Asanegra é um adolescente em idade de ser vendido, por isso seu pai o leva até o mercado central da cidade fortificada de Brutmir, onde poderá encontrar o comprador certo para encaminhar o filho a uma profissão respeitável e lucrativa. E esse comprador acaba sendo o ferreiro Daskos que não tem filhos homens e pressente que precisa passar suas habilidades a um aprendiz.
Satisfeito com o dinheiro que irá saldar suas muitas dívidas, o homem deixa o filho com Daskos e volta para sua terra, na região rural do distrito. Asanegra também está animado, pois escapou de ser comprado por algum tarado, o que não é incomum nesse tipo de negócio. O que ele não imaginava é que Daskos na verdade não é um homem sem filhos. Ele tem uma filha, a rabujenta Orí, que sempre quis conhecer a Forja onde o pai trabalha mas nunca pode porque é tabu que mulheres entrem lá.
A Forja é uma instituição importante para Brutmir, uma vez que é onde se fabricam as armas e as barreiras de defesa da cidade contra o ataque do povo élfico, inimigos figadais dos homens desde que estes lhes tomaram a Torre de Amálgama, edificação que fica no centro de Brutmir e é sagrada para os elfos, que juraram retomá-la. Todo o trabalho na Forja só é possível com a ajuda dos Servidores, demônios domesticados que fazem a função de fornalhas de bancada, aquecendo o metal para ser modelado pelos ferreiros. Acontece que os Servidores enlouquecem de desejo se sentirem o cheiro das mulheres humanas e, no gozo do prazer, acabam por matá-las numa explosão autodestrutiva.
Desse modo, a vida de Asanegra na casa de Daskos torna-se um inferno com as provocações e maldades de Orí, enciumada pelo privilégio do garoto em entrar na Forja e por ele ter a atenção do pai que, até então, só a ela pertencia.
Em outra parte da cidade, vive o estranho Sivo, homem poderoso e cheio de mistérios, chamado por todos de o Homem Santo. Sivo não é uma boa pessoa, pois está até o pescoço de ódio e ressentimento, e seu único desejo é destruir Brutmir e tudo o que ela representa. Para isso, vem articulando um plano de longo prazo, com detalhes que precisaram ser definidos com o cuidado de um relojoeiro. E a hora de colocar a máquina em funcionamento se aproxima pois, em breve, haverá uma conjunção rara de planetas que vai abrir caminho para o ataque definitivo dos elfos, algo em que ninguém em Brutmir acredita, pois os elfos estão distantes há muito tempo.
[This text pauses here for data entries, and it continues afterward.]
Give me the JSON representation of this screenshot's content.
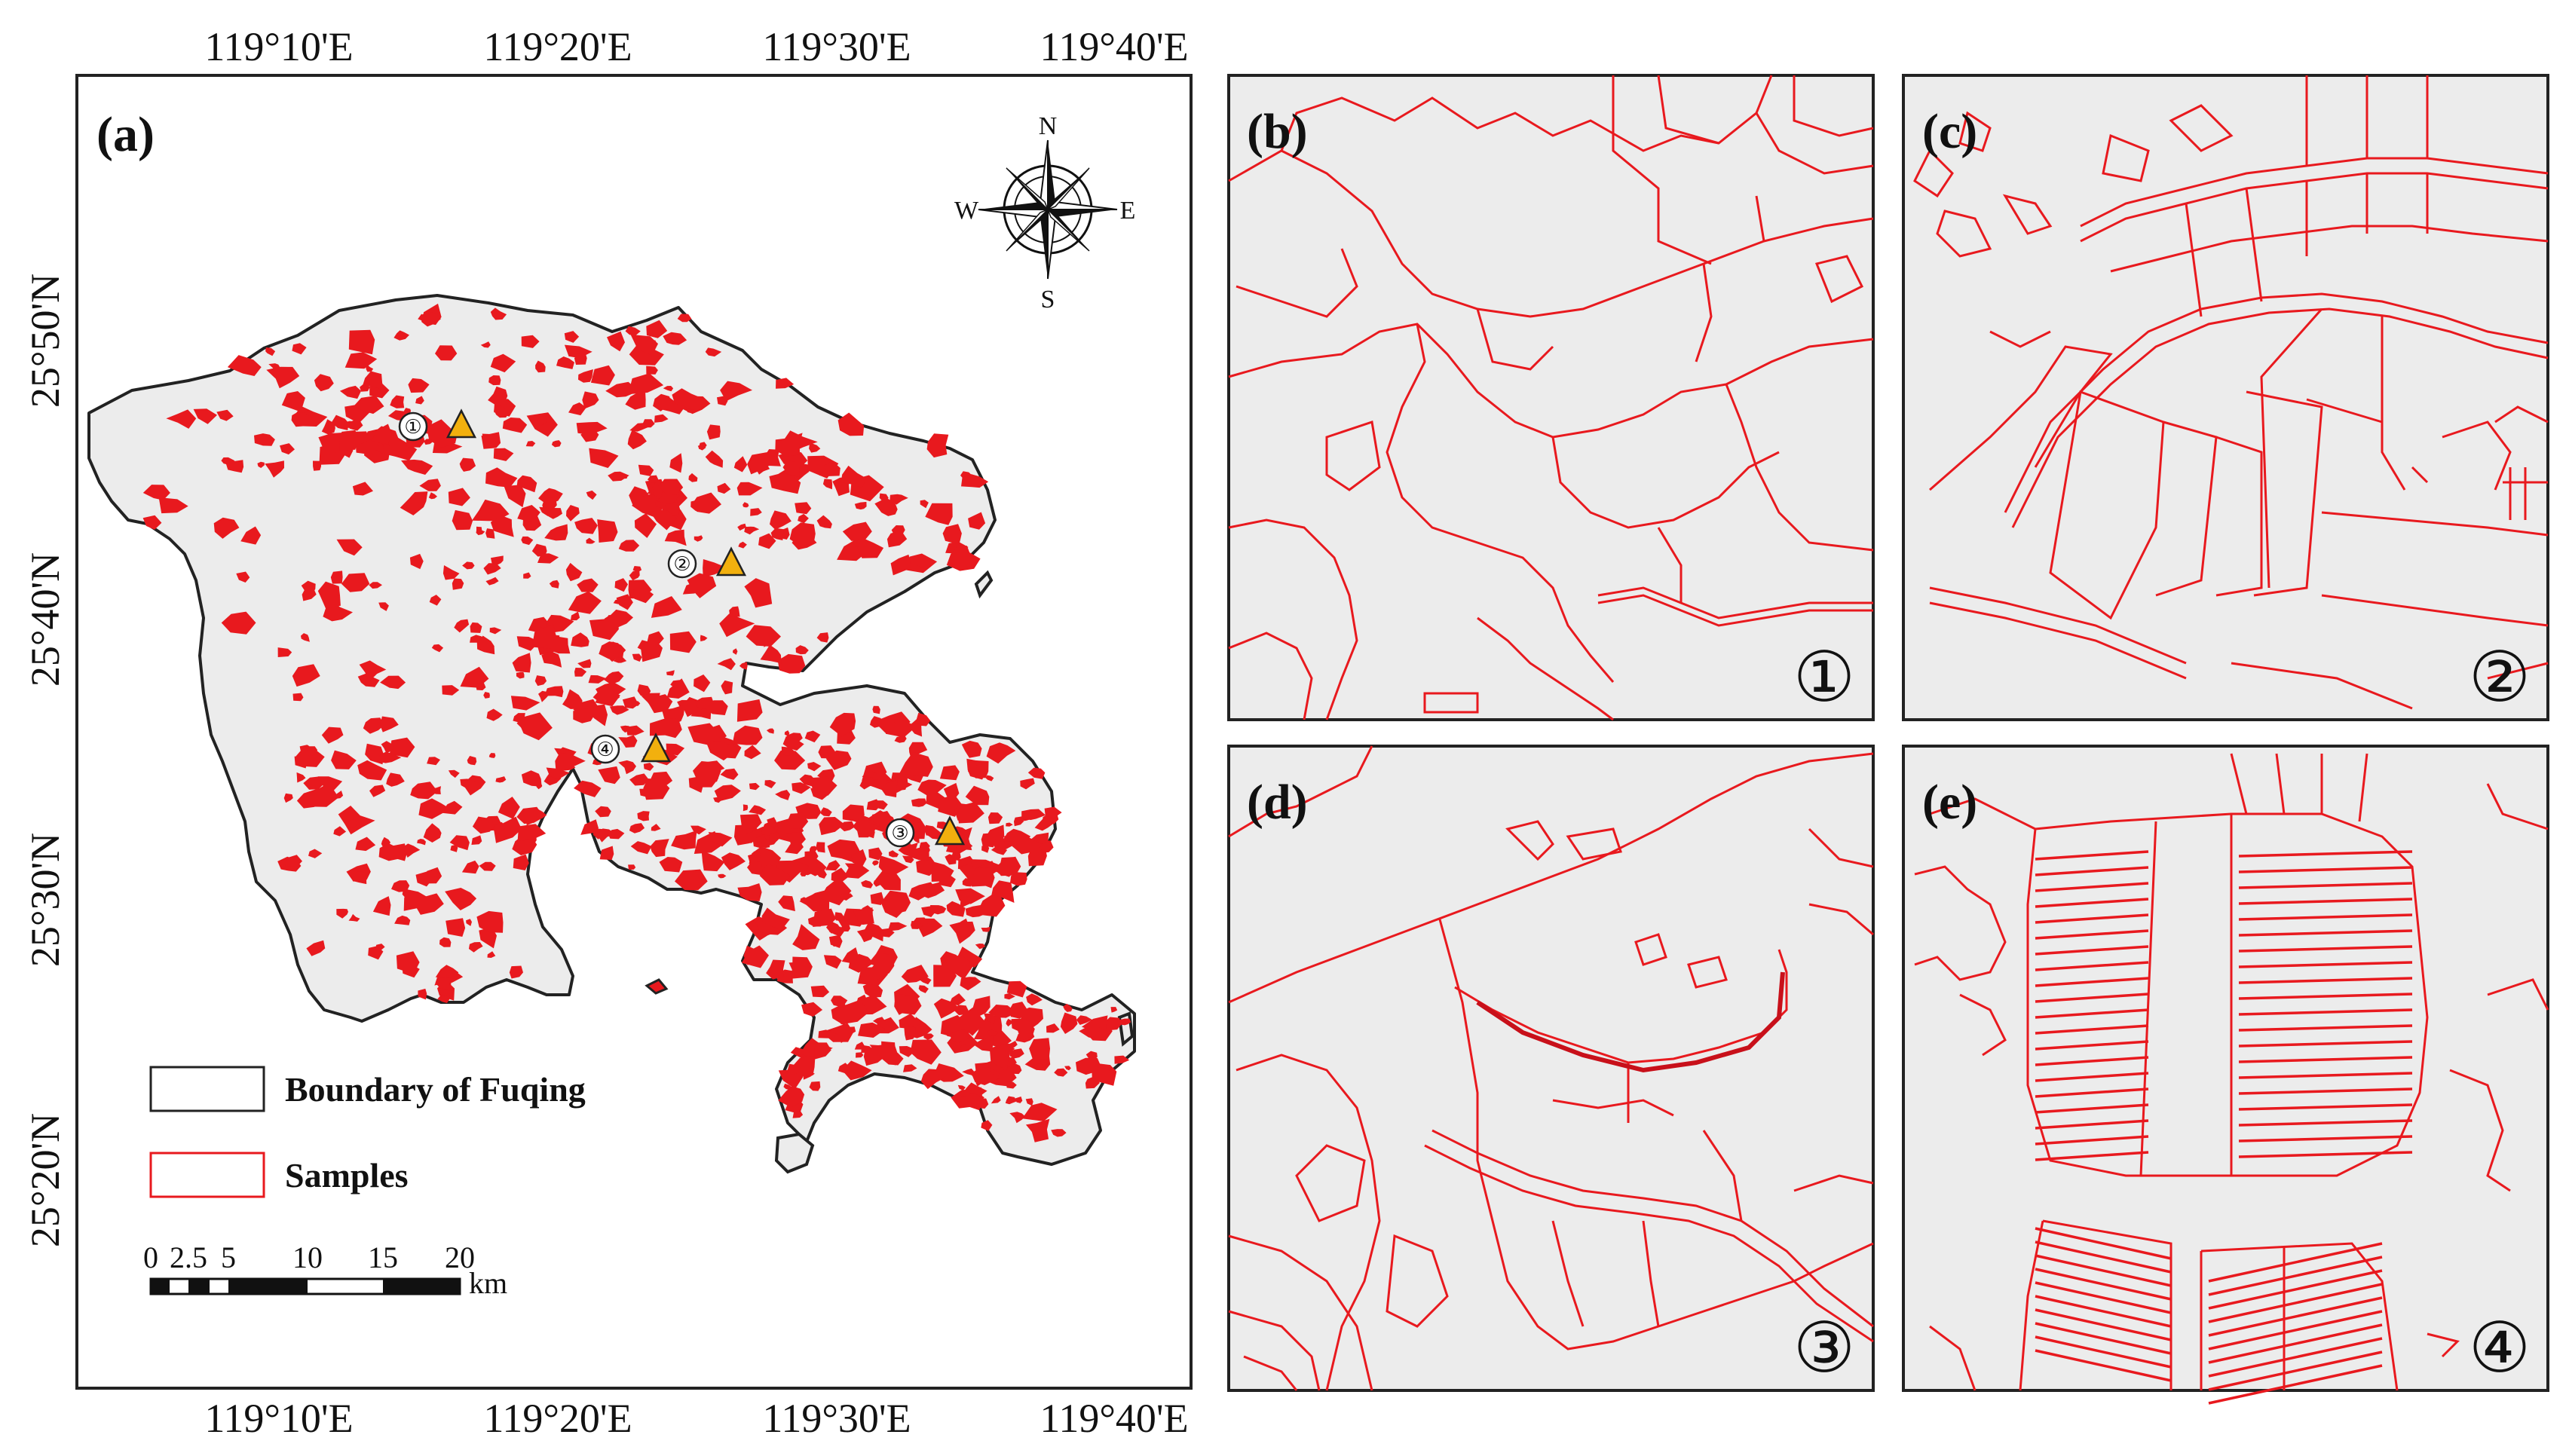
{
  "panels": {
    "a": {
      "label": "(a)"
    },
    "b": {
      "label": "(b)",
      "sample_number": "①"
    },
    "c": {
      "label": "(c)",
      "sample_number": "②"
    },
    "d": {
      "label": "(d)",
      "sample_number": "③"
    },
    "e": {
      "label": "(e)",
      "sample_number": "④"
    }
  },
  "axes": {
    "lon_top": [
      "119°10'E",
      "119°20'E",
      "119°30'E",
      "119°40'E"
    ],
    "lon_bottom": [
      "119°10'E",
      "119°20'E",
      "119°30'E",
      "119°40'E"
    ],
    "lat_left": [
      "25°50'N",
      "25°40'N",
      "25°30'N",
      "25°20'N"
    ]
  },
  "compass": {
    "n": "N",
    "s": "S",
    "e": "E",
    "w": "W"
  },
  "markers": [
    "①",
    "②",
    "③",
    "④"
  ],
  "legend": {
    "boundary": "Boundary of Fuqing",
    "samples": "Samples"
  },
  "scalebar": {
    "ticks": [
      "0",
      "2.5",
      "5",
      "10",
      "15",
      "20"
    ],
    "unit": "km"
  },
  "colors": {
    "sample_red": "#e8191e",
    "land_fill": "#ececec",
    "boundary": "#222222",
    "marker_triangle": "#f2b00e"
  }
}
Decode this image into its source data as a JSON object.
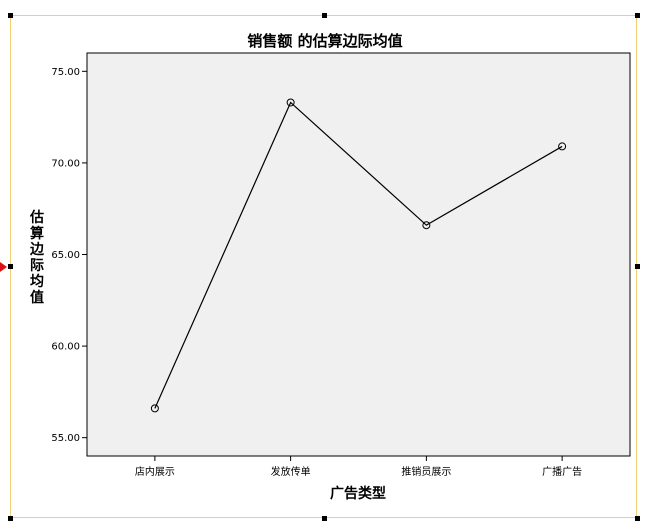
{
  "chart_data": {
    "type": "line",
    "title": "销售额 的估算边际均值",
    "xlabel": "广告类型",
    "ylabel": "估算边际均值",
    "categories": [
      "店内展示",
      "发放传单",
      "推销员展示",
      "广播广告"
    ],
    "values": [
      56.6,
      73.3,
      66.6,
      70.9
    ],
    "ylim": [
      54.0,
      76.0
    ],
    "yticks": [
      55.0,
      60.0,
      65.0,
      70.0,
      75.0
    ],
    "ytick_labels": [
      "55.00",
      "60.00",
      "65.00",
      "70.00",
      "75.00"
    ],
    "grid": false,
    "marker": "open-circle",
    "colors": {
      "plot_background": "#f0f0f0",
      "line": "#000000",
      "frame_border": "#f0d070",
      "marker_arrow": "#dd1111"
    }
  }
}
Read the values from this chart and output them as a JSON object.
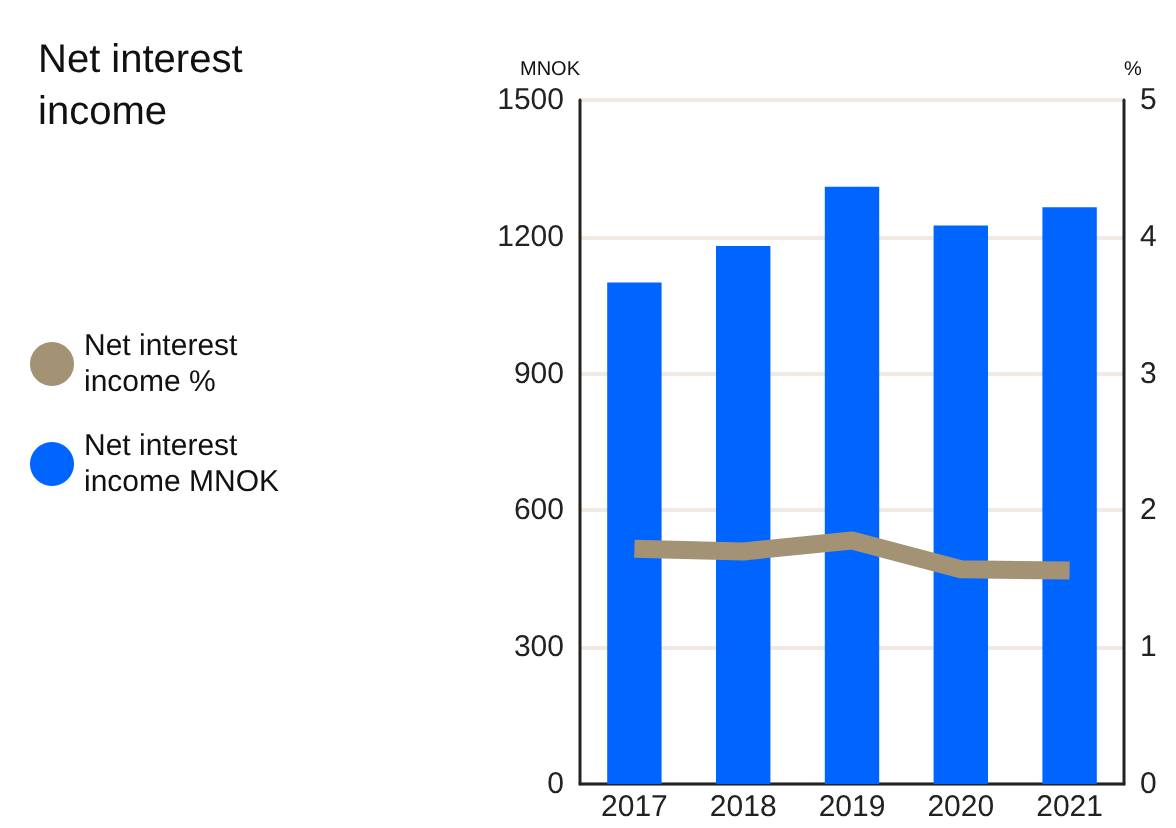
{
  "chart_data": {
    "type": "bar",
    "title": "Net interest income",
    "ylabel": "MNOK",
    "y2label": "%",
    "categories": [
      "2017",
      "2018",
      "2019",
      "2020",
      "2021"
    ],
    "series": [
      {
        "name": "Net interest income %",
        "type": "line",
        "axis": "y2",
        "color": "#a39274",
        "values": [
          1.72,
          1.7,
          1.78,
          1.57,
          1.56
        ]
      },
      {
        "name": "Net interest income MNOK",
        "color": "#0064ff",
        "values": [
          1100,
          1180,
          1310,
          1225,
          1265
        ]
      }
    ],
    "ylim": [
      0,
      1500
    ],
    "yticks": [
      0,
      300,
      600,
      900,
      1200,
      1500
    ],
    "y2lim": [
      0,
      5
    ],
    "y2ticks": [
      0,
      1,
      2,
      3,
      4,
      5
    ],
    "grid": "y",
    "legend": "left",
    "marker": "none"
  }
}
Sivo se aproveita dessa situação para enfraquecer as defesas da cidade muralhada, bem como o seu exército que está decadente pelo ócio e pela corrupção.
Este é, basicamente, o enredo de De ferro e de sal, romance de alta fantasia da escritora gaúcha Simone Sauressig, que o publicou em 2018 com recursos próprios através da plataforma de autoedição da Amazon.
Trata-se de um texto longo, com mais de cem mil palavras e muita ação, especialmente em sua metade final, uma vez que a primeira metade do livro é dedicada a apresentar os muitos personagens, todos bem construídos, e a cidade murada de Brutmir, personagem principal da trama.
Alta fantasia não é uma novidade na produção da autora, que já apresentou outras obras no gênero, como a saga Os sóis da América (2013), o romance O jogo no tabuleiro (2009) e a duologia A noite da grande magia branca (1993)/A fotaleza de cristal (1988). A diferença que salta aos olhos para quem já conhece a ficção de Saueressig é o tom violento e cruel desta dramatização. Não que seus trabalhos anteriores não tivessem situações tensas e incômodas, inclusive isso foi bastante utilizado pela autora no romance de ficção científica B9 (2010) e em suas histórias curtas de horror, nas quais cenas sangrentas não são incomuns. Até mesmo a morte de personagens importantes nas tramas também está presente em obras anteriores. Porém, em De ferro e de sal, esse tom está definitivamente emaranhado à história, configurando um estilo diferenciado diante das peças acima citadas, como se Saueressig estivesse deliberadamente conduzindo sua ficção para um público mais maduro do que aquele ao qual foram dirigidos os trabalhos anteriores. Isso, somado ao curioso formato humorístico de sua coletânea mais recente, A noite dos insensatos (2023), demonstra o desejo de Saueressig em encontrar novos públicos e escapar do paradigma de autora de ficção juvenil. De ferro e de sal é certamente o ponto alto dessa estratégia e confima, mais uma vez, o estatus de Simone Saueressig como um dos melhores autores de alta fantasia no Brasil.